All statistical analyses were performed with R version 4.2.1 (R Foundation for Statistical Computing, Vienna, Austria), all used R packages can be found in the supplement.

First, the resulting masks were compared with the STAPLE ground truth, segmentation volumes and performances were visualized. The similarity in the extracted volumes was analyzed using the concordance correlation coefficient (CCC). Concordance was classified as poor (0.00–0.20), fair (0.21–0.40), moderate (0.41–0.60), good (0.61–0.80), or excellent (0.81–1.00)52.

For each individual case and evaluation metric, segmentation results were classified into six categories for their similarity to the STAPLE mask. This analysis results in a case-by-case similarity ranking of the algorithms with respect to the STAPLE segmentation.

Further subgroup analyses were performed including only cases with hemispheric stroke lesions to compare the ipsi- and contralesional hippocampal segmentation result: (1) groups are compared with paired t-tests and (2) Spearman correlation to determine the relationship of evaluation metrics and stroke volume for both groups.

Finally, the mean (dis)similarities between the algorithms were visualized using metric multidimensional scaling (MDS) as a dimension reduction technique.

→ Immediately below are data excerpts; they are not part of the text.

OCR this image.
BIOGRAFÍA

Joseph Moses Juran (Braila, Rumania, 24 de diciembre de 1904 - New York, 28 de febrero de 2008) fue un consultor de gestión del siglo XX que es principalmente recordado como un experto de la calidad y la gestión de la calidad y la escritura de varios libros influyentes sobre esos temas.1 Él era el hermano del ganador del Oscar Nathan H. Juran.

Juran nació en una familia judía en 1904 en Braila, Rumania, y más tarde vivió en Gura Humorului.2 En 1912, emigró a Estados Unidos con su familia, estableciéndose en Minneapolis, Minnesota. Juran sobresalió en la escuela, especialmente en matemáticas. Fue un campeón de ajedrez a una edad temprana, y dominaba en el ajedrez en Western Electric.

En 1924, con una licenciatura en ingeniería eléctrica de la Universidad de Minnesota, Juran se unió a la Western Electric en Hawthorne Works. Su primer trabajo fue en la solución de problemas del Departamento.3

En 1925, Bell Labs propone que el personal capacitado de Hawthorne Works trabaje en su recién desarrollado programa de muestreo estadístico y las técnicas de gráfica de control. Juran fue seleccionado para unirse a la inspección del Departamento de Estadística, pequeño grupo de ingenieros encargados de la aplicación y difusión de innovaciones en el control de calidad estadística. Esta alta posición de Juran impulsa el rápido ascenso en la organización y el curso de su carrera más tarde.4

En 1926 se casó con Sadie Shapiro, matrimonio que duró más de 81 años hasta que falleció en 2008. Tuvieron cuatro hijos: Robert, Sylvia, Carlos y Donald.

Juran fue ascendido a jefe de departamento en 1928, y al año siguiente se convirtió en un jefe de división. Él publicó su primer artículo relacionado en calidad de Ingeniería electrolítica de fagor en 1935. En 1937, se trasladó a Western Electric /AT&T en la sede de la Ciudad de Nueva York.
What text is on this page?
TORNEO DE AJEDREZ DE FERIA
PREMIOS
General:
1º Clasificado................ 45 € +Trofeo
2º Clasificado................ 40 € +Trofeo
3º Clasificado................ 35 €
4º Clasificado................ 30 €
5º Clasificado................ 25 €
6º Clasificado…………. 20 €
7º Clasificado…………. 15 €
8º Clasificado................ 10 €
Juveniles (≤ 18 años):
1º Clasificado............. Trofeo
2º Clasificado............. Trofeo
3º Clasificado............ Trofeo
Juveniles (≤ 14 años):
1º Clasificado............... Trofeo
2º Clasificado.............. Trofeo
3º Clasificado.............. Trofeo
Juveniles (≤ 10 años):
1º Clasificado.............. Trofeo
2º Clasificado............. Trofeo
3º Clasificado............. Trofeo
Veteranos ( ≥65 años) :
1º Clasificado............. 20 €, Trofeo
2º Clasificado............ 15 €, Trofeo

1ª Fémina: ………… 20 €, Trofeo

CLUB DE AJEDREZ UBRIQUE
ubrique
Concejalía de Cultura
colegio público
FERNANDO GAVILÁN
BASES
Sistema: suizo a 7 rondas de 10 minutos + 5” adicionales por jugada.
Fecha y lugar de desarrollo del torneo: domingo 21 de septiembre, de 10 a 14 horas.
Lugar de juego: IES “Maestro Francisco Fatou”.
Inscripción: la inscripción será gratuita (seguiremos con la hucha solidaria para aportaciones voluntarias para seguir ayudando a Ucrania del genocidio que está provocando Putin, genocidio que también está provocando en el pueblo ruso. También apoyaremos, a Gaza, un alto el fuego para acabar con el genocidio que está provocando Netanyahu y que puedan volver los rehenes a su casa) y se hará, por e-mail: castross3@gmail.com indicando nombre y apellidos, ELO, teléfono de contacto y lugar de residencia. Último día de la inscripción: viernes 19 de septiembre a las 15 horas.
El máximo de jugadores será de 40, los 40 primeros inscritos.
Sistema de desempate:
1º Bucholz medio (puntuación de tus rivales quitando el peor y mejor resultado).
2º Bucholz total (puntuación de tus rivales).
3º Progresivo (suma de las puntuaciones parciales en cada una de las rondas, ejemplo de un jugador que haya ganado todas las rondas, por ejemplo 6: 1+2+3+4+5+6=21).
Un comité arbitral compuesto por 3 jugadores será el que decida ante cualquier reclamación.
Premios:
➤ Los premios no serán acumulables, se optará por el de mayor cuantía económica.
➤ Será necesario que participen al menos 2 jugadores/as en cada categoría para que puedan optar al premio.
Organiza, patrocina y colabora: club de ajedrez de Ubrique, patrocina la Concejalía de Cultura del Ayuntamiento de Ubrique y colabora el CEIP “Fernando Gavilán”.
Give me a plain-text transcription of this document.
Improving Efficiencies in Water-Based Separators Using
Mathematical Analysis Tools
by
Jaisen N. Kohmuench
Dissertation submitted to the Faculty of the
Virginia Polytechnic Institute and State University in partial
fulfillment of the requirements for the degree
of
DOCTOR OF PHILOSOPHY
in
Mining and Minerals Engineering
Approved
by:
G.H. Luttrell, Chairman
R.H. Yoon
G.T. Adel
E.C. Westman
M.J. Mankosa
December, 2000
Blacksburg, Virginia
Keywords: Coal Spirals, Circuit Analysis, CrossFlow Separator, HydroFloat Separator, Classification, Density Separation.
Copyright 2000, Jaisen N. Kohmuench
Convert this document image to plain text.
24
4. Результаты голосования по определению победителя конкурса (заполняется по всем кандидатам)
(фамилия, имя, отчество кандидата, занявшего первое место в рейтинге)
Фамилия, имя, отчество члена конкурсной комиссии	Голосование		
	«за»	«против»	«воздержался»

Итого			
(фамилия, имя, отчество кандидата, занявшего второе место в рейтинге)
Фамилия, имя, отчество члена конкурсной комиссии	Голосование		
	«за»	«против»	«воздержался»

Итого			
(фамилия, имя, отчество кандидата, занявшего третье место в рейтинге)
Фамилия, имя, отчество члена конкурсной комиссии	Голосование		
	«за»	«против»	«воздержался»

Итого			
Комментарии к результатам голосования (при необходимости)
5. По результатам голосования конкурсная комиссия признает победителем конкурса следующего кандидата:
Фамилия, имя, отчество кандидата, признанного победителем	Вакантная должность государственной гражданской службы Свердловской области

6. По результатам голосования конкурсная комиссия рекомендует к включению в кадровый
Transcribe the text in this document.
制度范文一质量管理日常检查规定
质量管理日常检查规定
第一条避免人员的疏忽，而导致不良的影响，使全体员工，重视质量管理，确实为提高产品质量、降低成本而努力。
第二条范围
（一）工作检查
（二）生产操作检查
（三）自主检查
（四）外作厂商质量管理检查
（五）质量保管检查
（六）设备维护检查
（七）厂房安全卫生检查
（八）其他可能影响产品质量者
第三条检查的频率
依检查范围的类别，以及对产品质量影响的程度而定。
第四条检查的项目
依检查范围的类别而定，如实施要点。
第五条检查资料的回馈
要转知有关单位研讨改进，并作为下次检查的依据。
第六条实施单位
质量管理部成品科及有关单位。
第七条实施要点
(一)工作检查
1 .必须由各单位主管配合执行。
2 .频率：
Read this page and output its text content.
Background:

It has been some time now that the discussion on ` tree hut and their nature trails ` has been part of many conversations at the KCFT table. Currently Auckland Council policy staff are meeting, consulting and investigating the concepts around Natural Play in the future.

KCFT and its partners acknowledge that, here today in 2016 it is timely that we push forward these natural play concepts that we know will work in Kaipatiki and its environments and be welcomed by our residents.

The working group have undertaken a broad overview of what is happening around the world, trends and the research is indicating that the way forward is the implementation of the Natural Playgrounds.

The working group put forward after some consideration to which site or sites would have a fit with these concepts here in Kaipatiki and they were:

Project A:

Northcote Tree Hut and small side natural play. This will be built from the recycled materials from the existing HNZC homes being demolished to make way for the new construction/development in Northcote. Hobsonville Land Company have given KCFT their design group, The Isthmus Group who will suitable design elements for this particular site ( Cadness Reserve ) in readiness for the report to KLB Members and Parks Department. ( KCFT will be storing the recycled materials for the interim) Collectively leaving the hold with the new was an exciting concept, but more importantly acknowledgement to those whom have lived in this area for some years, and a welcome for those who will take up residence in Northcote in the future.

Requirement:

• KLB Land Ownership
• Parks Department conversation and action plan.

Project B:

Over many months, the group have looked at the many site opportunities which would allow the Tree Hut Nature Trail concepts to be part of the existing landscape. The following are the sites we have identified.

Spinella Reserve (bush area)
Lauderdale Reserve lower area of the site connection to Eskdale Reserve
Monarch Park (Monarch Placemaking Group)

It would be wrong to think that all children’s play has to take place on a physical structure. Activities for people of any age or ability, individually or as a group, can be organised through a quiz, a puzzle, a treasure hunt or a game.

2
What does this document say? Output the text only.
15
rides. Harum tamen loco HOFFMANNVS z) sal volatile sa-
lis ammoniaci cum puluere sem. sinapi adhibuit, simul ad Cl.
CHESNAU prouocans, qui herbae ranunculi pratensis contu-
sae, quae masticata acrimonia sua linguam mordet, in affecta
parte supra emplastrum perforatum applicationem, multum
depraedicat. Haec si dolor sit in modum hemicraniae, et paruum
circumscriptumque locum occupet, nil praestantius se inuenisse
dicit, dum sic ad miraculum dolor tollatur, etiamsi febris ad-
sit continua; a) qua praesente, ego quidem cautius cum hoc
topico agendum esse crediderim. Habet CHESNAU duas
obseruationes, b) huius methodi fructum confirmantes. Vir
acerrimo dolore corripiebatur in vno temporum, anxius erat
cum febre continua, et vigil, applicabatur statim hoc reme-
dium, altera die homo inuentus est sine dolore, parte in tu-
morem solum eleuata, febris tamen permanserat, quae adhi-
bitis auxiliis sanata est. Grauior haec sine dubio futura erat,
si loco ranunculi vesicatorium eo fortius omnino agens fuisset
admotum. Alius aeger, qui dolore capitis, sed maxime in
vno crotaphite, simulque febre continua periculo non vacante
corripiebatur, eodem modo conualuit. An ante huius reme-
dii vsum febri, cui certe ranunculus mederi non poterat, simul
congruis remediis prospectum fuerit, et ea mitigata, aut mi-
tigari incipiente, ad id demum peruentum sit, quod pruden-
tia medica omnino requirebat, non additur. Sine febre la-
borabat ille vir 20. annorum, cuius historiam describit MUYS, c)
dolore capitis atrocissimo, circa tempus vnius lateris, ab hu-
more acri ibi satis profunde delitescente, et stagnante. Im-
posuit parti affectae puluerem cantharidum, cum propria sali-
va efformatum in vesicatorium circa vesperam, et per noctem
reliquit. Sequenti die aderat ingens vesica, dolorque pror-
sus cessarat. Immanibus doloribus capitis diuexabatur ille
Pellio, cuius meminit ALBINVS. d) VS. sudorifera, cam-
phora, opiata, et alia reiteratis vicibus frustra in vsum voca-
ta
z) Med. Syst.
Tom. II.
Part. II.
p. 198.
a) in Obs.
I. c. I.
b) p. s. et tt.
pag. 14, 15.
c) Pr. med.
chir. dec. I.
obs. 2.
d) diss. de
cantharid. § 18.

For this purpose, the corresponding pairwise Euclidean distances were calculated for all segmentation pairs. The evaluation metrics for each pair were first averaged within a patient (across hemispheres) and then across all patients to generate mean evaluation metrics. For volumetric similarity and DICE score, all values were previously subtracted from 1 to obtain dissimilarity measures. The final distance matrices were determined using the cmdscale function53 to find the best-fitting two-dimensional representation of all mean segmentation algorithm results.

The resulting MDS maps visualized (dis)similarity between the mean segmentation results so that the distances among each pair of points correlate as best as possible to the dissimilarity between those two algorithms. Please note, the orientation of the MDS maps is entirely arbitrary and does not contain any information. For better comparison, the maps were centered on the STAPLE algorithm and rotated. Residual plots and stress values were depicted to display the goodness of fit to conform the configuration of the MDS map to the mean distance matrices.

To improve visualization, Delaunay triangulation was generated for the MDS maps to connect the most similar algorithms by an edge, using the tri.mesh function of the interp package 1.1-354 implemented in R.